WiFi support in mobile phones will shift the balance of power from the big wireless operators to the cellphone hardware and software makers. Phones will be purchased independently of calling plans just as computers are purchased independent of Internet connectivity arrangements. Coupons for access may be included with phones instead of phones being included with calling plans. Why? Because voice calling will be too cheap to meter and hardware will still cost something. [my emphasis]

This amounts to a HUGE market shift. If you’re a maker of electronic devices and software whose products have personal communication potential, this change signals the potential opening of lucrative markets previously held captive by the major carriers. Perhaps there’s a future for you in the handset business, if you can leverage existing brand strengths in portable electronic devices, WiFi, design, and computer/Internet interoperability. If you’ve been on your toes, your brand space beneath this potential market will be jumping. It will already include a rich mobile communication context that can fit hand-in-glove with a WiFi-enabled handset. Your brand space is your running start, a latent brand context ready to be activated. If/when you launch that phone, customers will be standing by. The new market will appear to be naturally yours from the get-go.

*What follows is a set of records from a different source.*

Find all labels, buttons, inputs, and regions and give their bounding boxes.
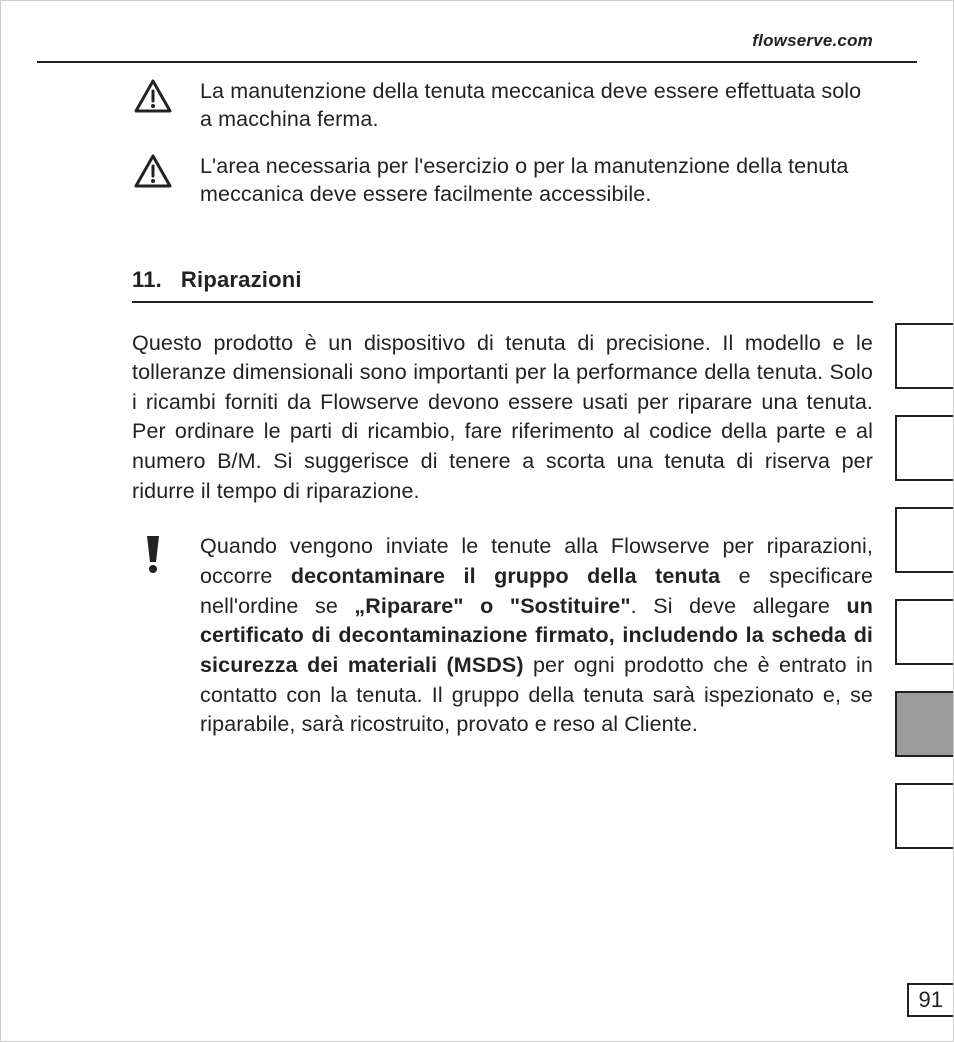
important-note: Quando vengono inviate le tenute alla Fl… (132, 532, 873, 740)
important-note-text: Quando vengono inviate le tenute alla Fl… (200, 532, 873, 740)
header-url: flowserve.com (37, 31, 917, 61)
warning-triangle-icon (132, 77, 174, 113)
warning-note-2: L'area necessaria per l'esercizio o per … (132, 152, 873, 209)
section-heading-rule (132, 301, 873, 303)
side-tab-1[interactable] (895, 415, 953, 481)
document-page: flowserve.com La manutenzione della tenu… (0, 0, 954, 1042)
side-tab-4[interactable] (895, 691, 953, 757)
side-tab-0[interactable] (895, 323, 953, 389)
text-span: . Si deve allegare (631, 594, 847, 618)
side-tab-bar (895, 323, 953, 875)
header-rule (37, 61, 917, 63)
important-exclaim-icon (132, 532, 174, 574)
content-area: La manutenzione della tenuta meccanica d… (132, 77, 873, 740)
page-number: 91 (907, 983, 953, 1017)
warning-note-1-text: La manutenzione della tenuta meccanica d… (200, 77, 873, 134)
section-number: 11. (132, 267, 162, 292)
bold-span: decontaminare il gruppo della tenuta (291, 564, 720, 588)
side-tab-5[interactable] (895, 783, 953, 849)
side-tab-2[interactable] (895, 507, 953, 573)
warning-note-2-text: L'area necessaria per l'esercizio o per … (200, 152, 873, 209)
bold-span: „Riparare" o "Sostituire" (354, 594, 630, 618)
warning-triangle-icon (132, 152, 174, 188)
warning-note-1: La manutenzione della tenuta meccanica d… (132, 77, 873, 134)
section-heading: 11. Riparazioni (132, 267, 873, 293)
section-body: Questo prodotto è un dispositivo di tenu… (132, 329, 873, 507)
section-title: Riparazioni (181, 267, 302, 292)
side-tab-3[interactable] (895, 599, 953, 665)
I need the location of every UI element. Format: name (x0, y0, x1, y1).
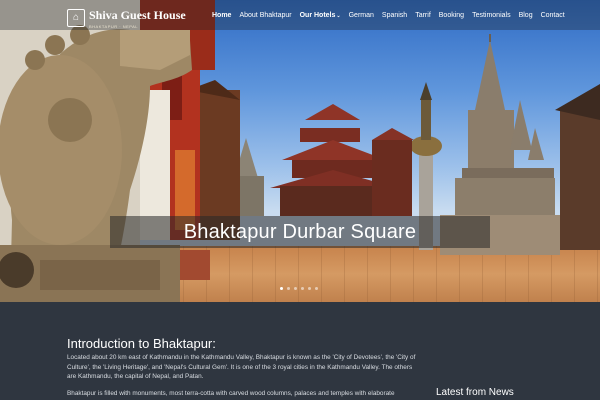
nav-testimonials[interactable]: Testimonials (468, 12, 515, 19)
site-header: ⌂ Shiva Guest House BHAKTAPUR · NEPAL Ho… (0, 0, 600, 30)
nav-home[interactable]: Home (208, 12, 235, 19)
news-heading: Latest from News (436, 387, 514, 398)
slider-dot[interactable] (287, 287, 290, 290)
nav-about-bhaktapur[interactable]: About Bhaktapur (235, 12, 295, 19)
logo-text: Shiva Guest House (89, 8, 186, 22)
nav-spanish[interactable]: Spanish (378, 12, 411, 19)
site-logo[interactable]: ⌂ Shiva Guest House BHAKTAPUR · NEPAL (67, 6, 186, 29)
nav-german[interactable]: German (345, 12, 378, 19)
nav-contact[interactable]: Contact (537, 12, 569, 19)
intro-paragraph: Bhaktapur is filled with monuments, most… (67, 390, 395, 397)
main-content (0, 302, 600, 400)
hero-slider[interactable]: ⌂ Shiva Guest House BHAKTAPUR · NEPAL Ho… (0, 0, 600, 302)
durbar-square-photo (0, 0, 600, 302)
logo-tagline: BHAKTAPUR · NEPAL (89, 24, 139, 29)
nav-our-hotels[interactable]: Our Hotels⌄ (296, 12, 345, 19)
slider-dot[interactable] (308, 287, 311, 290)
temple-logo-icon: ⌂ (67, 8, 85, 27)
slider-dot[interactable] (280, 287, 283, 290)
slider-dot[interactable] (315, 287, 318, 290)
nav-tarrif[interactable]: Tarrif (411, 12, 435, 19)
nav-booking[interactable]: Booking (435, 12, 468, 19)
slider-dot[interactable] (301, 287, 304, 290)
slide-caption-band: Bhaktapur Durbar Square (110, 216, 490, 248)
slider-pagination (280, 287, 318, 290)
main-nav: Home About Bhaktapur Our Hotels⌄ German … (208, 0, 569, 30)
slider-dot[interactable] (294, 287, 297, 290)
intro-paragraph: Located about 20 km east of Kathmandu in… (67, 354, 416, 381)
nav-blog[interactable]: Blog (515, 12, 537, 19)
slide-caption: Bhaktapur Durbar Square (183, 220, 417, 243)
chevron-down-icon: ⌄ (336, 12, 341, 19)
intro-heading: Introduction to Bhaktapur: (67, 336, 216, 351)
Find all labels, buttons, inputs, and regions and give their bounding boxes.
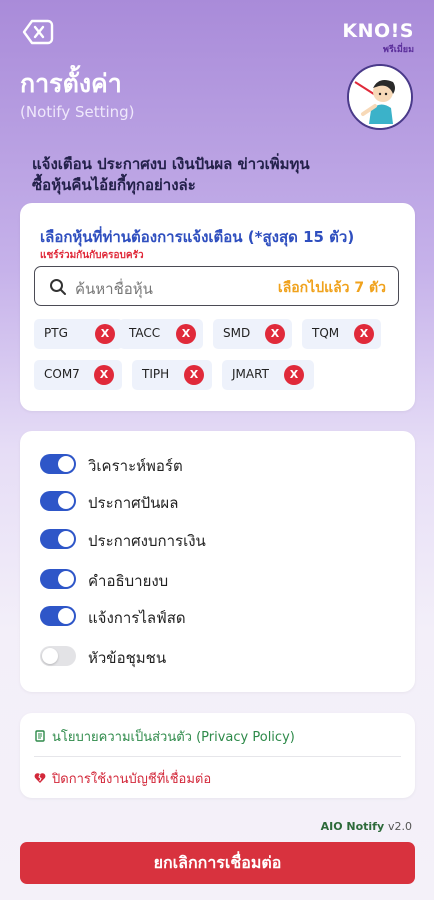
stock-picker-card: เลือกหุ้นที่ท่านต้องการแจ้งเตือน (*สูงสุ… — [20, 203, 415, 411]
brand: KNO!S พรีเมี่ยม — [342, 20, 414, 56]
stock-chip-smd: SMD X — [213, 319, 292, 349]
remove-chip-icon[interactable]: X — [265, 324, 285, 344]
brand-logo: KNO!S — [342, 20, 414, 42]
stock-chip-label: PTG — [44, 326, 68, 340]
search-placeholder: ค้นหาชื่อหุ้น — [75, 280, 153, 298]
page-subtitle: (Notify Setting) — [20, 103, 135, 121]
document-icon — [35, 730, 45, 742]
stock-chip-label: SMD — [223, 326, 251, 340]
toggle-switch[interactable] — [40, 491, 76, 511]
remove-chip-icon[interactable]: X — [354, 324, 374, 344]
toggle-label: ประกาศปันผล — [88, 494, 179, 512]
stock-chip-label: TIPH — [142, 367, 170, 381]
remove-chip-icon[interactable]: X — [95, 324, 115, 344]
toggle-switch[interactable] — [40, 529, 76, 549]
toggle-label: วิเคราะห์พอร์ต — [88, 457, 183, 475]
divider — [34, 756, 401, 757]
stock-chip-label: JMART — [232, 367, 269, 381]
broken-heart-icon — [34, 773, 46, 783]
stock-chip-tqm: TQM X — [302, 319, 381, 349]
toggle-label: หัวข้อชุมชน — [88, 649, 167, 667]
selected-count: เลือกไปแล้ว 7 ตัว — [277, 280, 386, 296]
stock-chip-com7: COM7 X — [34, 360, 122, 390]
intro-line-2: ซื้อหุ้นคืนไอ้ยกี้ทุกอย่างล่ะ — [32, 176, 196, 194]
back-icon — [22, 19, 54, 45]
remove-chip-icon[interactable]: X — [184, 365, 204, 385]
remove-chip-icon[interactable]: X — [94, 365, 114, 385]
remove-chip-icon[interactable]: X — [176, 324, 196, 344]
toggle-switch[interactable] — [40, 569, 76, 589]
stock-chip-jmart: JMART X — [222, 360, 314, 390]
stock-picker-title: เลือกหุ้นที่ท่านต้องการแจ้งเตือน (*สูงสุ… — [40, 228, 355, 246]
mascot-illustration — [349, 66, 411, 128]
toggle-switch[interactable] — [40, 454, 76, 474]
stock-chip-tacc: TACC X — [119, 319, 203, 349]
disable-linked-account-link[interactable]: ปิดการใช้งานบัญชีที่เชื่อมต่อ — [34, 768, 211, 789]
back-button[interactable] — [22, 18, 54, 46]
disconnect-button[interactable]: ยกเลิกการเชื่อมต่อ — [20, 842, 415, 884]
stock-search-input[interactable]: ค้นหาชื่อหุ้น เลือกไปแล้ว 7 ตัว — [34, 266, 399, 306]
stock-chip-tiph: TIPH X — [132, 360, 212, 390]
stock-picker-note: แชร์ร่วมกันกับครอบครัว — [40, 250, 144, 261]
search-icon — [50, 279, 66, 295]
links-card: นโยบายความเป็นส่วนตัว (Privacy Policy) ป… — [20, 713, 415, 798]
brand-premium-label: พรีเมี่ยม — [383, 45, 414, 55]
page-title: การตั้งค่า — [20, 69, 122, 98]
intro-line-1: แจ้งเตือน ประกาศงบ เงินปันผล ข่าวเพิ่มทุ… — [32, 155, 310, 173]
toggle-switch[interactable] — [40, 646, 76, 666]
version-label: AIO Notify v2.0 — [321, 820, 412, 833]
toggle-switch[interactable] — [40, 606, 76, 626]
toggle-label: แจ้งการไลฟ์สด — [88, 609, 186, 627]
toggle-label: ประกาศงบการเงิน — [88, 532, 206, 550]
intro-text: แจ้งเตือน ประกาศงบ เงินปันผล ข่าวเพิ่มทุ… — [32, 154, 412, 196]
notification-toggles-card: วิเคราะห์พอร์ต ประกาศปันผล ประกาศงบการเง… — [20, 431, 415, 692]
app-name: AIO Notify — [320, 820, 385, 833]
stock-chip-label: COM7 — [44, 367, 80, 381]
stock-chip-label: TQM — [312, 326, 340, 340]
remove-chip-icon[interactable]: X — [284, 365, 304, 385]
privacy-policy-label: นโยบายความเป็นส่วนตัว (Privacy Policy) — [52, 730, 295, 745]
stock-chip-ptg: PTG X — [34, 319, 123, 349]
disable-linked-account-label: ปิดการใช้งานบัญชีที่เชื่อมต่อ — [52, 772, 212, 787]
privacy-policy-link[interactable]: นโยบายความเป็นส่วนตัว (Privacy Policy) — [34, 726, 295, 747]
app-version: v2.0 — [387, 820, 412, 833]
avatar — [347, 64, 413, 130]
toggle-label: คำอธิบายงบ — [88, 572, 169, 590]
stock-chip-label: TACC — [129, 326, 161, 340]
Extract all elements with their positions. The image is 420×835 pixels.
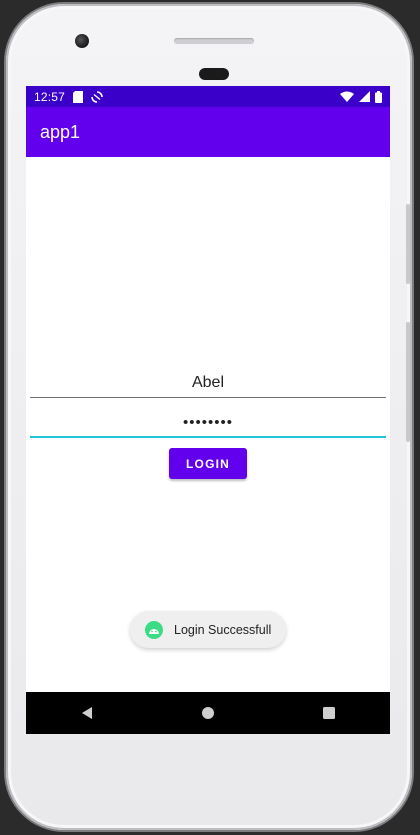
- front-camera: [75, 34, 89, 48]
- power-button: [406, 322, 410, 442]
- back-icon[interactable]: [67, 693, 107, 733]
- sync-icon: [91, 90, 103, 103]
- toast-message: Login Successfull: [130, 611, 286, 648]
- volume-button: [406, 204, 410, 284]
- sd-card-icon: [73, 90, 84, 103]
- login-button[interactable]: LOGIN: [169, 448, 247, 479]
- earpiece: [199, 68, 229, 80]
- android-icon: [145, 620, 163, 639]
- username-field[interactable]: Abel: [30, 368, 386, 398]
- recents-icon[interactable]: [309, 693, 349, 733]
- home-icon[interactable]: [188, 693, 228, 733]
- wifi-icon: [340, 91, 354, 102]
- app-screen: 12:57 app1 Abel •••••••• LOGIN Login Suc…: [26, 86, 390, 734]
- app-title: app1: [40, 121, 81, 142]
- battery-icon: [375, 90, 382, 103]
- signal-icon: [359, 91, 370, 102]
- password-field[interactable]: ••••••••: [30, 408, 386, 438]
- status-bar: 12:57: [26, 86, 390, 107]
- app-bar: app1: [26, 107, 390, 157]
- navigation-bar: [26, 692, 390, 734]
- toast-text: Login Successfull: [174, 622, 272, 637]
- status-time: 12:57: [34, 89, 66, 104]
- top-speaker: [174, 38, 254, 44]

I, of course, am no one to foment rumors.

Photo: laughlin, Flickr

8 Responses to ““Brand space” and the creation of new markets”

  1. Uri Baruchin Says:

    Brian, can you explain the difference between this concept and brand strategy & positioning?
    As they both point at a future arena brands are trying to “own”/mean in a current market (the first long term, and the later short term.

  2. Brian Phipps Says:

    Good question. There is certainly room for overlap. I associate “brand positioning” with a company’s attempt to concisely define a brand’s identity and role within a business category. Brand positioning is done to differentiate the brand from competitors, and is usually tied to a special slogan or statement, and backed by a media campaign. It is often a perception play, in that you want your brand to occupy a unique “position” in people’s minds (one that also excludes competitors).

    What I consider “brand space” is more a territory of brand operation where things happen from the bottom up, and where a brand can begin to deliver value that will support new product development and other strategic initiatives. This can be done without a lot of media fanfare. Using the example I linked to in the post, Apple could map out a brand space for mobile devices, and use its iPod brand to build brand value for its rumored mobile phone handset. It wouldn’t have to reposition itself as a wireless company in order to launch a successful “iPhone.”

  3. Uri Baruchin Says:

    Thanks for your answer, it will be interesting to see how this concept develops.

  4. Brian Phipps Says:

    Uri, there’s two things to keep in mind: 1) moves in brand space take time to play out, and 2) they often take place under the surface, for strategic purposes. To expand upon the WiFi phone example above, while Apple could use its iPod brand to lay the brand foundation for a possible entry into the wireless phone market, Apple competitor Microsoft has no comparable Microsoft-branded digital device. Thus, Microsoft’s leap from a (mostly) software maker to a “Microsoft phone” would be quite daunting. Hence (I’m theorizing) Microsoft launches “Zune,” a souped-up digital music player. This device has no hope of taking significant share from the iPod, but that may not be its goal. It does enable Microsoft to deliver mobile brand experience with a Microsoft product, a vital step toward an eventual (perhaps) Microsoft phone. Since the digital phone market is far larger than the music player market, Microsoft may well feel that Zune is primarily a “brand space player,” a stepping stone toward its strategic goal. (It would be one of those purple arrows in the diagram.)

    I can’t cite any Microsoft document that states that Microsoft is actually doing the above, but I think it would be smart brand strategy if they were.

    NOTE: This comment replaces a far shorter comment.